All Reconstruction Algorithms for Compressed Sensing

Resource Overview

Comprehensive classification and technical analysis of compressed sensing reconstruction algorithms with code implementation insights

Detailed Documentation

Compressed sensing reconstruction algorithms represent core techniques in signal processing for recovering sparse signals from limited linear measurements. When signals exhibit sparsity in certain transform domains, these algorithms can break through the limitations of the Nyquist sampling theorem. Mainstream algorithms can be classified into three major categories:

Greedy Pursuit Algorithms These algorithms iteratively select atoms that best match the measurement vectors to gradually approximate the original signal. OMP (Orthogonal Matching Pursuit) serves as a typical example, selecting the most correlated atom in each iteration and orthogonalizing the residual. Implementation typically involves: - Correlation computation between residual and measurement matrix columns - Orthogonal projection using least squares Improved algorithms include: ROMP (Regularized OMP) enhances stability by selecting atoms in batches CoSaMP maintains multiple potential atoms per iteration using a pruning approach SP (Subspace Pursuit) employs backtracking mechanisms to optimize the support set

Thresholding Algorithms StoMP (Stagewise Matching Pursuit) screens atoms by setting fixed thresholds, making it suitable for noisy environments. The algorithm implementation involves threshold-based atom selection and residual updates. IHT (Iterative Hard Thresholding) directly retains the largest K coefficients in each iteration through hard thresholding operations, which can be efficiently implemented using sorting algorithms.
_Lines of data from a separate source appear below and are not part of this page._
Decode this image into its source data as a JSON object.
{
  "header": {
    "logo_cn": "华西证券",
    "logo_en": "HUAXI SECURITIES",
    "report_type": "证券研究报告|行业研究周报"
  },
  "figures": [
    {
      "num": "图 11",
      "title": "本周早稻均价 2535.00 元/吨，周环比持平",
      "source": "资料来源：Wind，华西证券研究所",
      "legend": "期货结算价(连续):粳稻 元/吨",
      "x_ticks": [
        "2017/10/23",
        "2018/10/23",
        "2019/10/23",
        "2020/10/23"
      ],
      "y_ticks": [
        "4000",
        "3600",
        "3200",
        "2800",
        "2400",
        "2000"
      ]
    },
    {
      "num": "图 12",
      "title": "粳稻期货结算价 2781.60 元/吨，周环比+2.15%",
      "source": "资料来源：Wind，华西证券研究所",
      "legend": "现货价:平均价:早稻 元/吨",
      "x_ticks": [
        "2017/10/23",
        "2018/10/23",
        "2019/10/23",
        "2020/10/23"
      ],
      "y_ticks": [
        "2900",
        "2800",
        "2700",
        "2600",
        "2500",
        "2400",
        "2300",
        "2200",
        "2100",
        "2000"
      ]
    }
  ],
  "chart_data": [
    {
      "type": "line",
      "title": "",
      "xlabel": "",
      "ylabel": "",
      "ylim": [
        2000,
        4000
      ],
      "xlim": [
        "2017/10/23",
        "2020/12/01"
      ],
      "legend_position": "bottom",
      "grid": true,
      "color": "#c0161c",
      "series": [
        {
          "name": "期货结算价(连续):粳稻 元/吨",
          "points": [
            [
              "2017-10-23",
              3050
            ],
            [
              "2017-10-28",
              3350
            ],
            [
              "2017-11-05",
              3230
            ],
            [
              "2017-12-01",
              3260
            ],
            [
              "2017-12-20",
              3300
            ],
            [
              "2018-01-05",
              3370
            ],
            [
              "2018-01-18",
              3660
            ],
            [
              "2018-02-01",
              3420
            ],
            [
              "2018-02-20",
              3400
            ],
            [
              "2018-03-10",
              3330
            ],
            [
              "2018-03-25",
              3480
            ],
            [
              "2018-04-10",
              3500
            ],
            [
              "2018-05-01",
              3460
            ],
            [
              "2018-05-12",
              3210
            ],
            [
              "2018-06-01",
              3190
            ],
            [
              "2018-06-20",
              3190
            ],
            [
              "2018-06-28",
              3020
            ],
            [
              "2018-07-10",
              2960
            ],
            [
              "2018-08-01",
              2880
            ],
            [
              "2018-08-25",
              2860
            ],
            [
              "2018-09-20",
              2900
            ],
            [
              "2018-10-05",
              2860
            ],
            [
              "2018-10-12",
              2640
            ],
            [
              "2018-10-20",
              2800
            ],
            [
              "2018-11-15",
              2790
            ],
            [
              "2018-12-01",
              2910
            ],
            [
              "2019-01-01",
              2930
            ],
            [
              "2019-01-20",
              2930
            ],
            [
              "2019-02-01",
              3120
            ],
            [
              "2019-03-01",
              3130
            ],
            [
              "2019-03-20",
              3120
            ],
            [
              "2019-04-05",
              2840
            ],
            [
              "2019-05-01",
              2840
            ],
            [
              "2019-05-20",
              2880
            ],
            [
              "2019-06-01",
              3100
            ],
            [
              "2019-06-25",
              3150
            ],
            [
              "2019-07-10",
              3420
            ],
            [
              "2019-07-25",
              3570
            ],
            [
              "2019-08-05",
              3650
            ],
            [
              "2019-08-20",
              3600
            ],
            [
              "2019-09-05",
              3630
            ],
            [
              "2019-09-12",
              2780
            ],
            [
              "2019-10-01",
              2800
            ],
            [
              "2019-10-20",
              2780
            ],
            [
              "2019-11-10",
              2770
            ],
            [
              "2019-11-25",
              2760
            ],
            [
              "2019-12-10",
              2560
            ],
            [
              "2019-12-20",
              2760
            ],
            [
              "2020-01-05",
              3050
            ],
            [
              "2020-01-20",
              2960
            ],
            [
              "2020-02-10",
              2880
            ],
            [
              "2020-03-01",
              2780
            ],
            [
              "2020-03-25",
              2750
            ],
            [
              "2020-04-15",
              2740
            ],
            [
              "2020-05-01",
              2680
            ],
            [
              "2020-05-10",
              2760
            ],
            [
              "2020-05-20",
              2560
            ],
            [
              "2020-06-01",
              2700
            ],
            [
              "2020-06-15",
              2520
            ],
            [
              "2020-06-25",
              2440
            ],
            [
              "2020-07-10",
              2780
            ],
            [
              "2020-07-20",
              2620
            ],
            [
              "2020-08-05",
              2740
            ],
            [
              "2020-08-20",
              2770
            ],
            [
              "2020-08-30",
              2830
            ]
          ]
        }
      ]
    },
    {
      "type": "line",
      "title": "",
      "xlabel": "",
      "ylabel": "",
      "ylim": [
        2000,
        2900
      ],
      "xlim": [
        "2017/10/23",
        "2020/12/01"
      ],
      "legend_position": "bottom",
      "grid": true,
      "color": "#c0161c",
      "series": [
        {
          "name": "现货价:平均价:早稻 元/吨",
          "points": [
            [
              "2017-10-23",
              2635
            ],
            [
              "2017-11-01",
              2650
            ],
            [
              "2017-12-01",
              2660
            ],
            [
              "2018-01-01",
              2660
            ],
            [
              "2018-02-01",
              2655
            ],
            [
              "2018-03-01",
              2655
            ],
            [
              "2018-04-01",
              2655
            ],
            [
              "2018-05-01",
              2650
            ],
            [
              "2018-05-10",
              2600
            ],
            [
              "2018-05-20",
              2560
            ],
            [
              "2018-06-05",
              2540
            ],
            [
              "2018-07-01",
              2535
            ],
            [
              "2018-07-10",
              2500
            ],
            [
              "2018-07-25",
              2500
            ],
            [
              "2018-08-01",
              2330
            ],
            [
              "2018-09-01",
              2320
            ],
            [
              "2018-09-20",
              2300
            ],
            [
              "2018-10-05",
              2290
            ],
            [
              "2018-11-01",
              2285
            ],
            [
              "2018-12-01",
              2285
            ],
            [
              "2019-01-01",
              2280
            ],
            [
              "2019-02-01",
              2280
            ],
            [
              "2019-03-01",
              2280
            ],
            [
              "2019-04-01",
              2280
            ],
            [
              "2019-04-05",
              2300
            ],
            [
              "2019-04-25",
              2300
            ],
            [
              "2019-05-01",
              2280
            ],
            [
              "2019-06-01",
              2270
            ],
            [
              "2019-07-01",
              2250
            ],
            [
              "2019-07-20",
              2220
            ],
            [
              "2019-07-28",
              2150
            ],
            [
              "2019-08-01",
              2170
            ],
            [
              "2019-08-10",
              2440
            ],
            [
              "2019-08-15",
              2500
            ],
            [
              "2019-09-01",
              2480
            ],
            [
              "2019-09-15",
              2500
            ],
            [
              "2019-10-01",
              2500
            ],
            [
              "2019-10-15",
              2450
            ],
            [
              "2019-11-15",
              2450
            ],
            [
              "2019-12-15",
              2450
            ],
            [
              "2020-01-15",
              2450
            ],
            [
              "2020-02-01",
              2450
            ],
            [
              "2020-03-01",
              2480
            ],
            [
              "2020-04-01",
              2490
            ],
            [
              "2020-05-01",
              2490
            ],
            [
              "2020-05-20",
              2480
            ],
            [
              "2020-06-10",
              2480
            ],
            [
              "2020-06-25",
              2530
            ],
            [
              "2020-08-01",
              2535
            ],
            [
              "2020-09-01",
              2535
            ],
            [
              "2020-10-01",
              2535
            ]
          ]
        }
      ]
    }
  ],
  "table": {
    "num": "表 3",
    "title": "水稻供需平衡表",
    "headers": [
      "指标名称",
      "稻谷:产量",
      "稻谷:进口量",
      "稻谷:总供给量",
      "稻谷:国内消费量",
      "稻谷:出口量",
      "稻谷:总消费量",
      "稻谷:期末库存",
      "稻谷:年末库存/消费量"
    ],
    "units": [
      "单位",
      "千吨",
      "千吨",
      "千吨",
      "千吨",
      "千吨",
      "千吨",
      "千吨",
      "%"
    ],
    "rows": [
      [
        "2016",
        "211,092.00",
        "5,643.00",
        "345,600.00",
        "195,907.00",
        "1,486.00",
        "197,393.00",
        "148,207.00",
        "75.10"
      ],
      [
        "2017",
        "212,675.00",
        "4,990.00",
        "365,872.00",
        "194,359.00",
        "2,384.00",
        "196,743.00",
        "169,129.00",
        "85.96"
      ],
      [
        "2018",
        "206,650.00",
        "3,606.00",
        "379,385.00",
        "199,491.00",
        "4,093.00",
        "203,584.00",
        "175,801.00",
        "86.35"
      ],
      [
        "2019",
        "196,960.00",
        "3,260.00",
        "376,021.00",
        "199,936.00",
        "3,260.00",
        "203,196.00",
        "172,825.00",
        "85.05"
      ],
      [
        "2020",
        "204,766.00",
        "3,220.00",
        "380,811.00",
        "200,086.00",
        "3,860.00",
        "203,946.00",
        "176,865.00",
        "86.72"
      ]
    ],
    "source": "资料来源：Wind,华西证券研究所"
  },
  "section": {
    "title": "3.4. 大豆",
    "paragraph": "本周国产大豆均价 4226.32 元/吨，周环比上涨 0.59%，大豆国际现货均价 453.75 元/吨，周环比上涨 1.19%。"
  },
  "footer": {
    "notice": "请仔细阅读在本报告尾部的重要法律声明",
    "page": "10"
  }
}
Adaptive Algorithms SAMP (Sparsity Adaptive Matching Pursuit) eliminates the need for prior knowledge of sparsity level K by setting stage thresholds to automatically adjust support set size. The implementation typically involves dynamic step size adjustment and stage transition conditions. Variants include improved versions that dynamically adjust step sizes in each phase using adaptive learning rates.

The selection of these algorithms requires balancing computational complexity, reconstruction accuracy, and noise robustness. Current research trends focus on integrating deep learning to optimize traditional algorithms, such as using neural networks to predict iteration parameters or atom selection strategies, where convolutional networks can learn optimal threshold values or recurrent networks can model iterative processes.